La situation s'est améliorée depuis deux ans et votre commission s'en félicite.

En effet, le ministère a d'une part, pris diverses mesures de nature à accélérer la réalisation physique des projets et, d'autre part, procédé à l'ajustement des crédits disponibles aux crédits réellement consommés.

3. Une évaluation insuffisante

a) La faible place accordée à l'évaluation

La création du Comité national d'évaluation (CNE) en 1984, a ouvert la voie à l'évaluation de l'enseignement supérieur. Ses missions et son champ d'investigation sont très larges puisqu'il est chargé d'évaluer, tous les quatre ans, tous les établissements publics relevant de sa compétence.

Les moyens, en particulier humains, dont il dispose, ne lui permettent cependant pas de faire face à l'ampleur de sa tâche.

La Cour des comptes, dans son rapport précité, relève que « les efforts du CNE pour développer la culture de l'évaluation sont d'autant plus appréciables qu'il est le seul organisme en France à s'être pleinement investi dans cette perspective.

Au sein même des établissements universitaires, il n'existe que très rarement une instance spécifique, permanente et distincte des organes de direction pédagogique ou administrative, qui soit chargée de l'évaluation. Dans certains pays européens, (Finlande, Allemagne, Italie), la constitution de telles instances est parfois recommandée par l'Etat, parfois même prévue par la loi. La production de tableaux de bord demeure, dans les universités françaises, embryonnaire et les outils de gestion y sont, au mieux, récents.

Ces lacunes éclairent les difficultés que rencontre le CNE pour inciter les établissements à opérer leur auto-évaluation en préalable au travail de ses experts. Elles expliquent également, en partie, l'absence d'évaluation par le ministère et les établissements des contrats qu'ils ont signés. Ces contrats quadriennaux ne font au demeurant qu'une place très réduite à l'évaluation. Dans le meilleur des cas, ils se contentent d'exprimer l'intention de créer une structure d'évaluation de la recherche ou de mettre en place quelques procédures. L'administration n'a pas encore atteint son objectif de déterminer une série d'indicateurs dits « partagés » avec les établissements. De plus, ceux qui existent ne sont pas réellement contraignants et l'absence des autres n'est assortie d'aucune sanction. »

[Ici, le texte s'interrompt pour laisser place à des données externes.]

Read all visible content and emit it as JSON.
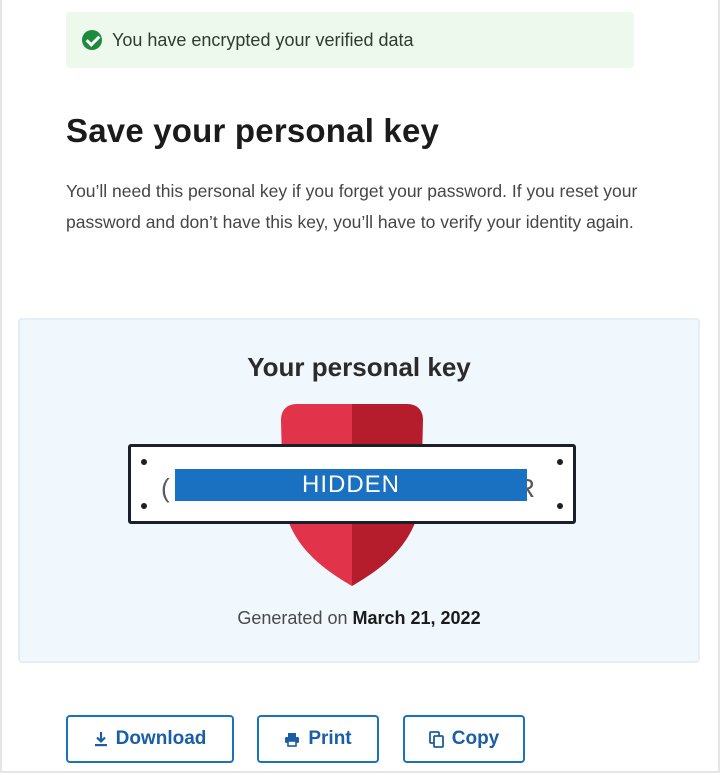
{
  "alert": {
    "icon": "check-circle-icon",
    "text": "You have encrypted your verified data",
    "color": "#1e8a3e"
  },
  "heading": "Save your personal key",
  "intro": "You’ll need this personal key if you forget your password. If you reset your password and don’t have this key, you’ll have to verify your identity again.",
  "key_panel": {
    "title": "Your personal key",
    "key_left_edge": "(",
    "key_masked": "HIDDEN",
    "key_right_edge": "R",
    "generated_prefix": "Generated on",
    "generated_date": "March 21, 2022",
    "shield_colors": [
      "#e1334a",
      "#b51d2d"
    ]
  },
  "actions": {
    "download_label": "Download",
    "download_icon": "download-icon",
    "print_label": "Print",
    "print_icon": "printer-icon",
    "copy_label": "Copy",
    "copy_icon": "copy-icon",
    "accent": "#1a70c1"
  }
}
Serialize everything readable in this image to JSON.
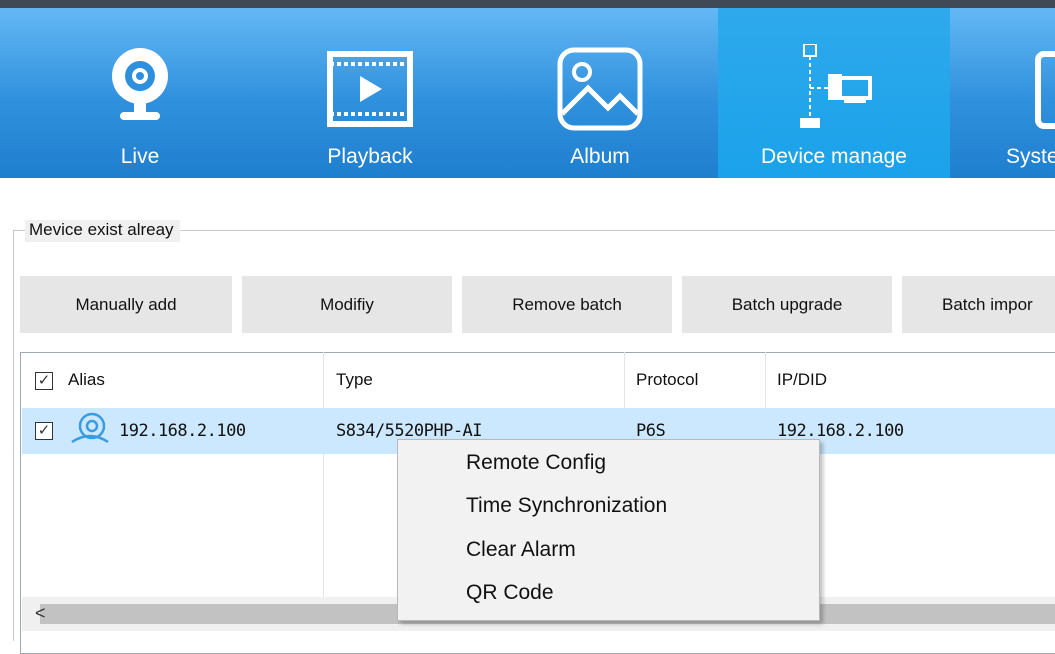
{
  "nav": {
    "items": [
      {
        "label": "Live",
        "icon": "webcam-icon"
      },
      {
        "label": "Playback",
        "icon": "film-play-icon"
      },
      {
        "label": "Album",
        "icon": "image-icon"
      },
      {
        "label": "Device manage",
        "icon": "device-tree-icon"
      },
      {
        "label": "Syste",
        "icon": "system-icon"
      }
    ],
    "active": "Device manage"
  },
  "group": {
    "label": "Mevice exist alreay"
  },
  "toolbar": {
    "manual_add": "Manually add",
    "modify": "Modifiy",
    "remove_batch": "Remove batch",
    "batch_upgrade": "Batch upgrade",
    "batch_import": "Batch impor"
  },
  "table": {
    "headers": {
      "alias": "Alias",
      "type": "Type",
      "protocol": "Protocol",
      "ipdid": "IP/DID"
    },
    "rows": [
      {
        "alias": "192.168.2.100",
        "type": "S834/5520PHP-AI",
        "protocol": "P6S",
        "ipdid": "192.168.2.100",
        "checked": true
      }
    ]
  },
  "context_menu": {
    "items": [
      "Remote Config",
      "Time Synchronization",
      "Clear Alarm",
      "QR Code"
    ]
  },
  "scrollbar": {
    "left_arrow": "<"
  },
  "colors": {
    "nav_bg": "#2f90dd",
    "nav_active": "#1aa2ea",
    "selection": "#cce8ff"
  }
}
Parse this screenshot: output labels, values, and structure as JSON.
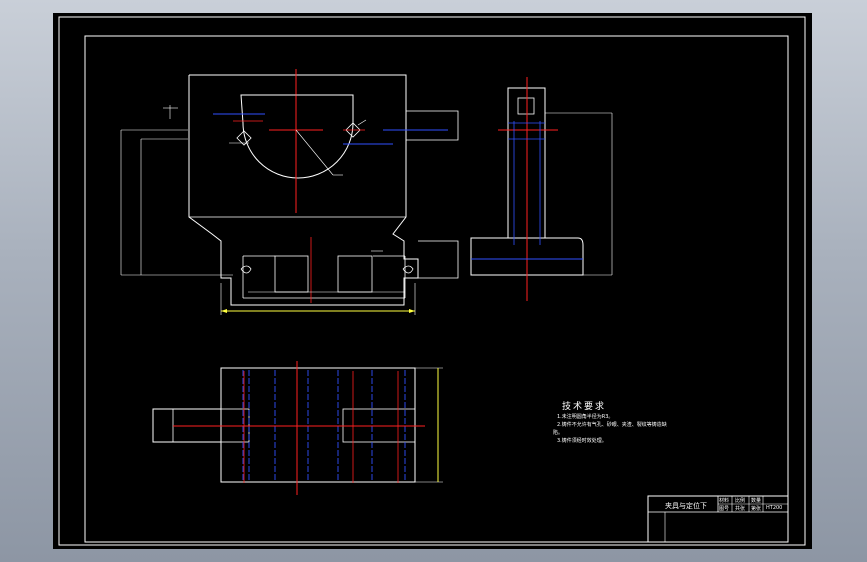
{
  "drawing": {
    "technical_requirements": {
      "title": "技术要求",
      "notes": [
        "1.未注明圆角半径为R3。",
        "2.铸件不允许有气孔、砂眼、夹渣、裂纹等铸造缺",
        "陷。",
        "3.铸件须经时效处理。"
      ]
    },
    "title_block": {
      "part_name": "夹具与定位下",
      "cells": [
        "材料",
        "比例",
        "数量",
        "图号",
        "共张",
        "第张",
        "HT200"
      ]
    }
  },
  "colors": {
    "sheet_background": "#000000",
    "outline": "#ffffff",
    "centerline": "#ff2020",
    "hidden_line": "#3050ff",
    "dimension_line": "#ffff40"
  }
}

b) La faiblesse des pratiques d'évaluation

Si l'évaluation des écoles fait davantage partie de leur culture, tel n'est pas en revanche le cas des universités où, en dehors du domaine de la recherche, les autres formes d'évaluation existent peu.

Bien que la réforme de 1997 fasse de l'évaluation des enseignants une obligation, les pratiques sont en fait très variables selon les établissements. Ceux-ci rencontrent en outre des difficultés méthodologiques, mais mutualisent peu leurs pratiques et leurs expériences.

La Cour des comptes souligne à juste titre que : « l'évaluation des formations et des enseignements paraît indissociable de celle de l'activité d'enseignement des enseignants eux-mêmes » et qu'il faudra bien développer celle-ci si l'on veut mieux prendre en compte l'activité d'enseignement dans le déroulement de la carrière des enseignants-chercheurs.

D'une façon générale, la nation peut-elle accepter que l'enseignement supérieur mette en oeuvre des moyens dont elle ignore assez largement les coûts ? Il paraît normal que l'enseignement supérieur s'adapte aux exigences actuelles de la gestion publique (préciser ses objectifs, mieux maîtriser l'emploi de ses moyens, compléter l'évaluation de ses résultats).

C. LA NÉCESSAIRE ADAPTATION DES AIDES SOCIALES ET PRESTATIONS À L'ÉVOLUTION DE LA VIE ÉTUDIANTE

Votre rapporteur ayant développé ce sujet assez largement à l'occasion de l'examen du projet de loi de finances pour 2003 -qui marquait le terme du « plan social étudiant » quadriennal lancé à la rentrée 1998 et dont les objectifs ont été atteints- évoquera essentiellement dans le présent rapport les problèmes, d'ailleurs partiellement liés, du logement étudiant et de l'accueil des étudiants étrangers.

1. Le logement étudiant

a) Une situation critique

Outre le parc locatif privé, les logements destinés aux étudiants sont répartis dans deux types de résidences : les traditionnelles cités universitaires, construites pour la plupart dans les années 1960 avec des subventions de l'Etat, représentent 63 % du parc (soit près de 95 000 chambres de 9 à 10 m2) ; le reste du parc est composé de nouvelles résidences construites à partir de 1985 par des organismes HLM (environ 55 000 studios de 18 à 23 m2). Les centres régionaux d'oeuvres universitaires et scolaires (CROUS) gèrent l'ensemble de ces 150 000 lits et répondent ainsi à une vocation sociale : 59 % des chambres sont occupées par des boursiers.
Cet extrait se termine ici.